Through the indication of distances, it is possible to limit the area in which a reaction will be triggered.
The IMD-2000’s design lets it be installed in flat or narrow casings. The built-in signal-processing unit also saves development work to integrate the radar.
Radar-based motion detection is proving its usefulness in various industries. It can open doors, control lights or be part of a security system. Escalators or ticket machines can also use the sensors, and the technology can control lighting.
The sensor detects the movement of persons or objects by radar. This way it is possible to control devices without contact and in an automated manner. In building technology, this can translate into a considerable boost in efficiency, since, for example, doors can be opened, lights switched on or the toilet lid be opened only when necessary.
As a security application, the system triggers an alarm when there are people in the detection area.

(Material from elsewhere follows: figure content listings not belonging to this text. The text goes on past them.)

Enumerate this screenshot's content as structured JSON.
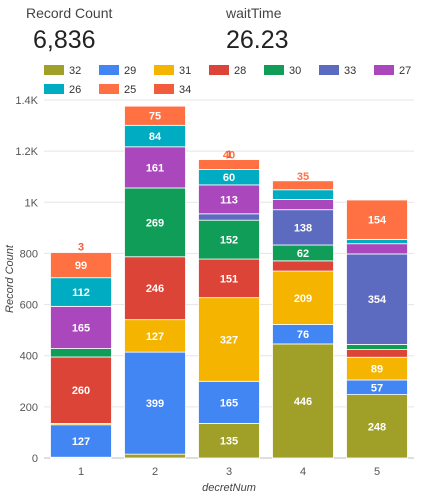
{
  "scorecards": [
    {
      "label": "Record Count",
      "value": "6,836"
    },
    {
      "label": "waitTime",
      "value": "26.23"
    }
  ],
  "chart_data": {
    "type": "bar",
    "stacked": true,
    "xlabel": "decretNum",
    "ylabel": "Record Count",
    "categories": [
      "1",
      "2",
      "3",
      "4",
      "5"
    ],
    "ylim": [
      0,
      1400
    ],
    "yticks": [
      0,
      200,
      400,
      600,
      800,
      1000,
      1200,
      1400
    ],
    "ytick_labels": [
      "0",
      "200",
      "400",
      "600",
      "800",
      "1K",
      "1.2K",
      "1.4K"
    ],
    "grid": true,
    "legend_position": "top",
    "series": [
      {
        "name": "32",
        "color": "#a0a028",
        "values": [
          3,
          15,
          135,
          446,
          248
        ]
      },
      {
        "name": "29",
        "color": "#4286f4",
        "values": [
          127,
          399,
          165,
          76,
          57
        ]
      },
      {
        "name": "31",
        "color": "#f4b400",
        "values": [
          5,
          127,
          327,
          209,
          89
        ]
      },
      {
        "name": "28",
        "color": "#db4437",
        "values": [
          260,
          246,
          151,
          40,
          30
        ]
      },
      {
        "name": "30",
        "color": "#0f9d58",
        "values": [
          33,
          269,
          152,
          62,
          20
        ]
      },
      {
        "name": "33",
        "color": "#5c6bc0",
        "values": [
          0,
          0,
          25,
          138,
          354
        ]
      },
      {
        "name": "27",
        "color": "#ab47bc",
        "values": [
          165,
          161,
          113,
          40,
          40
        ]
      },
      {
        "name": "26",
        "color": "#00acc1",
        "values": [
          112,
          84,
          60,
          38,
          17
        ]
      },
      {
        "name": "25",
        "color": "#ff7043",
        "values": [
          99,
          75,
          40,
          35,
          154
        ]
      },
      {
        "name": "34",
        "color": "#f25c3d",
        "values": [
          3,
          0,
          1,
          0,
          0
        ]
      }
    ]
  }
}
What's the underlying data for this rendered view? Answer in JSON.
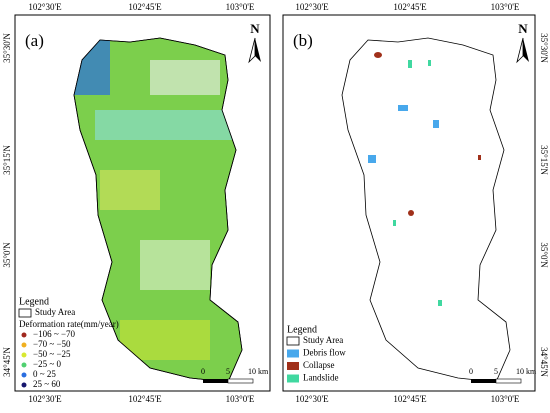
{
  "axes": {
    "lon_labels": [
      "102°30'E",
      "102°45'E",
      "103°0'E"
    ],
    "lat_labels": [
      "35°30'N",
      "35°15'N",
      "35°0'N",
      "34°45'N"
    ]
  },
  "panels": [
    {
      "label": "(a)",
      "north": "N",
      "legend": {
        "title": "Legend",
        "study_area": "Study Area",
        "subtitle": "Deformation rate(mm/year)",
        "items": [
          {
            "label": "−106 ~ −70",
            "color": "#a0281e"
          },
          {
            "label": "−70 ~ −50",
            "color": "#f0b020"
          },
          {
            "label": "−50 ~ −25",
            "color": "#d8e830"
          },
          {
            "label": "−25 ~ 0",
            "color": "#50d070"
          },
          {
            "label": "0 ~ 25",
            "color": "#2a6ee0"
          },
          {
            "label": "25 ~ 60",
            "color": "#16166e"
          }
        ]
      },
      "scale": [
        "0",
        "5",
        "10 km"
      ]
    },
    {
      "label": "(b)",
      "north": "N",
      "legend": {
        "title": "Legend",
        "study_area": "Study Area",
        "items": [
          {
            "label": "Debris flow",
            "color": "#48a8ec"
          },
          {
            "label": "Collapse",
            "color": "#a0301a"
          },
          {
            "label": "Landslide",
            "color": "#40d8a0"
          }
        ]
      },
      "scale": [
        "0",
        "5",
        "10 km"
      ]
    }
  ]
}
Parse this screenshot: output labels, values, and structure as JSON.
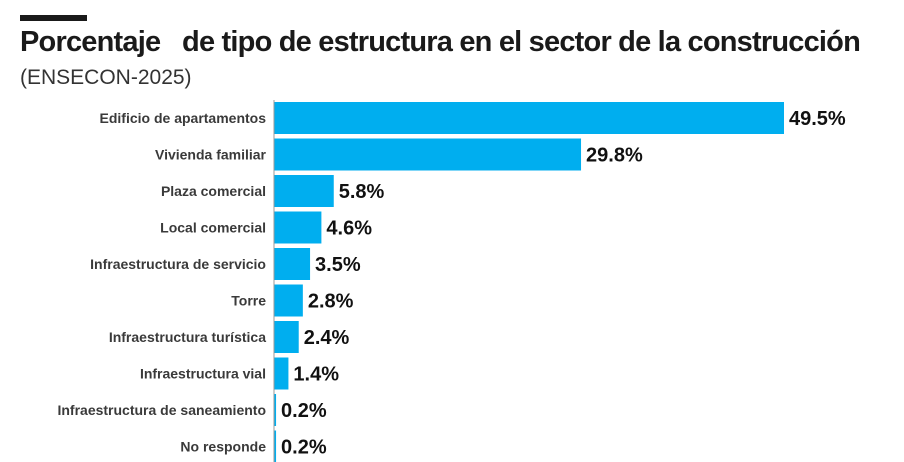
{
  "header": {
    "title": "Porcentaje   de tipo de estructura en el sector de la construcción",
    "subtitle": "(ENSECON-2025)"
  },
  "colors": {
    "bar": "#00AEEF",
    "axis": "#9a9a9a",
    "text": "#1a1a1a"
  },
  "chart_data": {
    "type": "bar",
    "orientation": "horizontal",
    "title": "Porcentaje   de tipo de estructura en el sector de la construcción",
    "subtitle": "(ENSECON-2025)",
    "categories": [
      "Edificio de apartamentos",
      "Vivienda familiar",
      "Plaza comercial",
      "Local comercial",
      "Infraestructura de servicio",
      "Torre",
      "Infraestructura turística",
      "Infraestructura vial",
      "Infraestructura de saneamiento",
      "No responde"
    ],
    "values": [
      49.5,
      29.8,
      5.8,
      4.6,
      3.5,
      2.8,
      2.4,
      1.4,
      0.2,
      0.2
    ],
    "value_labels": [
      "49.5%",
      "29.8%",
      "5.8%",
      "4.6%",
      "3.5%",
      "2.8%",
      "2.4%",
      "1.4%",
      "0.2%",
      "0.2%"
    ],
    "xlim": [
      0,
      49.5
    ],
    "grid": false,
    "legend": "none"
  }
}
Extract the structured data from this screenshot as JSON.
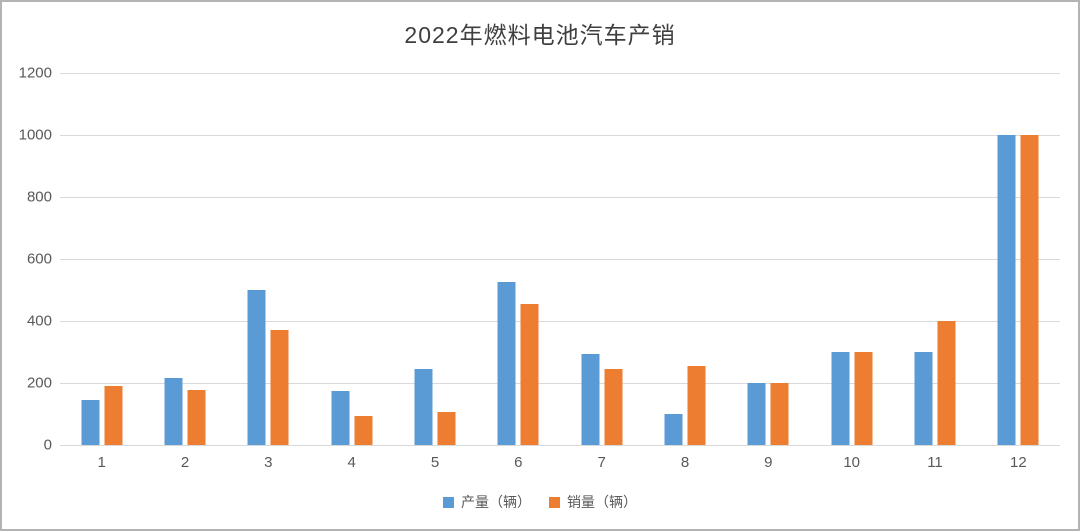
{
  "chart_data": {
    "type": "bar",
    "title": "2022年燃料电池汽车产销",
    "categories": [
      "1",
      "2",
      "3",
      "4",
      "5",
      "6",
      "7",
      "8",
      "9",
      "10",
      "11",
      "12"
    ],
    "series": [
      {
        "name": "产量（辆）",
        "color": "#5B9BD5",
        "values": [
          145,
          215,
          500,
          175,
          245,
          525,
          295,
          100,
          200,
          300,
          300,
          1000
        ]
      },
      {
        "name": "销量（辆）",
        "color": "#ED7D31",
        "values": [
          190,
          178,
          370,
          95,
          105,
          455,
          245,
          255,
          200,
          300,
          400,
          1000
        ]
      }
    ],
    "xlabel": "",
    "ylabel": "",
    "ylim": [
      0,
      1200
    ],
    "yticks": [
      0,
      200,
      400,
      600,
      800,
      1000,
      1200
    ],
    "grid": true,
    "legend_position": "bottom-center"
  },
  "colors": {
    "gridline": "#d9d9d9",
    "tick_label": "#595959",
    "title_text": "#3f3f3f",
    "frame_border": "#b3b3b3",
    "background": "#ffffff"
  }
}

And there can be little radars in ticket machines to disable standby operation when approaching persons are detected.
Motion sensors have been part of the firm’s product portfolio since the company was founded in 1999. But the company felt it was time to optimise this simple and popular radar application. The newly developed product harnesses the knowledge gained from practical use, the technological state of the art, and the radar experts’ years of development experience.

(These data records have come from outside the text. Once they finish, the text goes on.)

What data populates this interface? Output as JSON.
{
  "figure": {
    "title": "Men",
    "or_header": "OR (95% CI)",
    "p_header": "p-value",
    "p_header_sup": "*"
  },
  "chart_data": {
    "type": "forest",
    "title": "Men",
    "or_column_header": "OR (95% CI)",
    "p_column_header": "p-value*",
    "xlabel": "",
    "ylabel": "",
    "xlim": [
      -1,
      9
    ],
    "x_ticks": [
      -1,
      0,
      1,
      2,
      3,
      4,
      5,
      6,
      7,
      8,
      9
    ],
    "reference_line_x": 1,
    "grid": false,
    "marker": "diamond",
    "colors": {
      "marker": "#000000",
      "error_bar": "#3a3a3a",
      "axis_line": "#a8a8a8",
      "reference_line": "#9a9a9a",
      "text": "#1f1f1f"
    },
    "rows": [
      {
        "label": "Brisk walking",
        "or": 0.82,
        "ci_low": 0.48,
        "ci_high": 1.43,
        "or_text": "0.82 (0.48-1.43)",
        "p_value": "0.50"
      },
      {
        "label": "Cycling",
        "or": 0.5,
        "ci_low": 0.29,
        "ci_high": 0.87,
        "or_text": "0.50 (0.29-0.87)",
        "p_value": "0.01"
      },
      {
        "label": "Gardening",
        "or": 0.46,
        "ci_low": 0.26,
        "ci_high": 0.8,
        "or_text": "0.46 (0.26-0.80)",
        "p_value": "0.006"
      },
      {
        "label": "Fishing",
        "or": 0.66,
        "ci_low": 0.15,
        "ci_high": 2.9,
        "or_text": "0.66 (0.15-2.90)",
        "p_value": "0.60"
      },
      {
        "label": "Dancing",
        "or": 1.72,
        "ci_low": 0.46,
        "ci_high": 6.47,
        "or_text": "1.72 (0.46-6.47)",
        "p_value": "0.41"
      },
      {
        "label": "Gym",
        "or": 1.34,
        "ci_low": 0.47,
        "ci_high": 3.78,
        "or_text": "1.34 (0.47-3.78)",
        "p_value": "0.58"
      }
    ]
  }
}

“We are driven by the desire to make our own technology even better,” said Cyrus Nabavinegad, product owner at Innosent. “This applies not only to product innovations, but also to already established radar applications. Because we now have completely new possibilities. This starts with the materials, concerns the technical performance and ends with signal processing. The IMD-2000 is the best example of this. Thanks to additional distance information, the motion detector offers greater functionality at the lowest-possible price. The system’s integrated signal processing also makes it attractive to a new customer group. It is a strong competitor to existing CW radar or infra-red sensors.”
The 24GHz system is equipped with common interfaces for better compatibility. The signal-processing unit also simplifies the use and integration of the radar component. The sensor detects even slow movements and determines objects’ and persons’ direction of movement and distance to the radar antenna. This information is outputted via a target list via uart. For easier configuration, an evaluation kit is provided with a software GUI.
The distance information makes it possible to limit the detection area, which leads to an improved false alarm rate in security applications, for example. As a door opener, the sensor can ignore cross-traffic or, for escalator control, disregard people at large distances.
This is the second motion detector product by the Donnersdorf-based firm. It is characterised by its ease of use. Users can benefit from plug-and-play radar. Little configuration work is required.
This is due to the integrated signal processing, which analyses the raw radar data for simple sensor applications. The system can be installed and connected in a few steps. The outputted signals can be used directly for trigger functions thanks to object or target lists as well as suitable interfaces.